Recent

How to use theharvester on kali Linux

What is theharvester

This tool is intended to help Penetration testers in the early stages of the penetration test in order to understand the customer footprint on the Internet. It is also useful for anyone that wants to know what an attacker can see about their organization.

The objective of this program is to gather emails, subdomains, hosts, employee names, open ports and banners from different public sources like search engines, PGP key servers and SHODAN computer database.

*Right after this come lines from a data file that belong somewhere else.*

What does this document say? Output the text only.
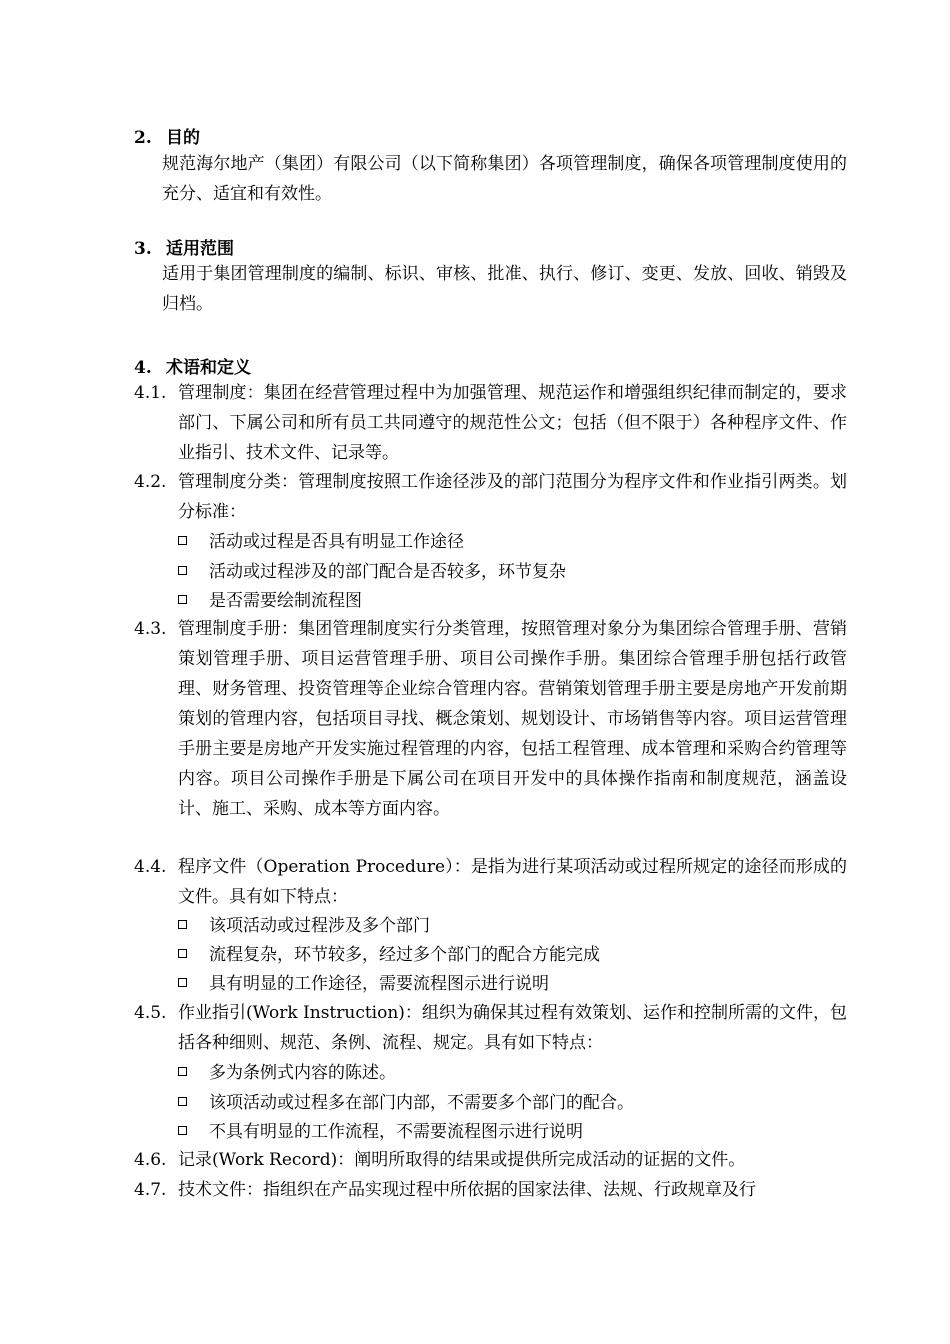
2. 目的
规范海尔地产（集团）有限公司（以下简称集团）各项管理制度，确保各项管理制度使用的充分、适宜和有效性。
3. 适用范围
适用于集团管理制度的编制、标识、审核、批准、执行、修订、变更、发放、回收、销毁及归档。
4. 术语和定义
4.1. 管理制度：集团在经营管理过程中为加强管理、规范运作和增强组织纪律而制定的，要求部门、下属公司和所有员工共同遵守的规范性公文；包括（但不限于）各种程序文件、作业指引、技术文件、记录等。
4.2. 管理制度分类：管理制度按照工作途径涉及的部门范围分为程序文件和作业指引两类。划分标准：
活动或过程是否具有明显工作途径
活动或过程涉及的部门配合是否较多，环节复杂
是否需要绘制流程图
4.3. 管理制度手册：集团管理制度实行分类管理，按照管理对象分为集团综合管理手册、营销策划管理手册、项目运营管理手册、项目公司操作手册。集团综合管理手册包括行政管理、财务管理、投资管理等企业综合管理内容。营销策划管理手册主要是房地产开发前期策划的管理内容，包括项目寻找、概念策划、规划设计、市场销售等内容。项目运营管理手册主要是房地产开发实施过程管理的内容，包括工程管理、成本管理和采购合约管理等内容。项目公司操作手册是下属公司在项目开发中的具体操作指南和制度规范，涵盖设计、施工、采购、成本等方面内容。
4.4. 程序文件（Operation Procedure）：是指为进行某项活动或过程所规定的途径而形成的文件。具有如下特点：
该项活动或过程涉及多个部门
流程复杂，环节较多，经过多个部门的配合方能完成
具有明显的工作途径，需要流程图示进行说明
4.5. 作业指引(Work Instruction)：组织为确保其过程有效策划、运作和控制所需的文件，包括各种细则、规范、条例、流程、规定。具有如下特点：
多为条例式内容的陈述。
该项活动或过程多在部门内部，不需要多个部门的配合。
不具有明显的工作流程，不需要流程图示进行说明
4.6. 记录(Work Record)：阐明所取得的结果或提供所完成活动的证据的文件。
4.7. 技术文件：指组织在产品实现过程中所依据的国家法律、法规、行政规章及行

theharvester gathers information from the following sources:

  1. Google :emails,hosts/subdomains.
  2. Google-profile : Employee names.
  3. Bing search emails, subdomains/hostnames, virtual hosts.
  4. Pgp servers: emails, hosts/subdomains.
  5. LinkedIn Employee names.

how to use theharvester

Open your terminal and type the following command.It displays all the options you can use with theharvester.

theharvester 

for help

Search emails and hosts with theharvester

theharvester -d microsoft.com -l 500 -b google 

-d: Domain to search.
-l : Limit the search for specified number
-b: Specify the search engine name.

Search information from all the search engine supported by theharvester.

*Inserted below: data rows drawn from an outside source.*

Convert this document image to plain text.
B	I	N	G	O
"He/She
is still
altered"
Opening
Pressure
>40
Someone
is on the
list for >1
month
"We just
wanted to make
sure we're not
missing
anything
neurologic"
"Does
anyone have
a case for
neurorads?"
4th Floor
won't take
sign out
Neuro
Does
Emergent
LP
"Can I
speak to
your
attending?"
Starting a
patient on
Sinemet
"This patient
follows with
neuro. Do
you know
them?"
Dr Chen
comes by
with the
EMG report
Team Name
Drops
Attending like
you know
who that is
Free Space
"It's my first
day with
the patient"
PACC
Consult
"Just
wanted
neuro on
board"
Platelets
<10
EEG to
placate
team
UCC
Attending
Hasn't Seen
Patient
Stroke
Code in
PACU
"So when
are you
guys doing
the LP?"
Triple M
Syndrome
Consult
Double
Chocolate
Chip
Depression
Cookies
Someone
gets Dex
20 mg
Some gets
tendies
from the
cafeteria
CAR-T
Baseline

This is cool feature we can extract maximum information from all the supported search engine in a single command. Full command looks like this:

theharvester -d facebook.com -l 500 -b all

You have to add all keyword at the end.

view in browser

Save scan results into a xml file

You can save scan results into a file . You have to Complete command:

theharvester -d microsoft.com -l 500 -b google -f result.txt

-f is for specifying a file name where results will be stored.Once your scan is complete Check your home directory for xml file.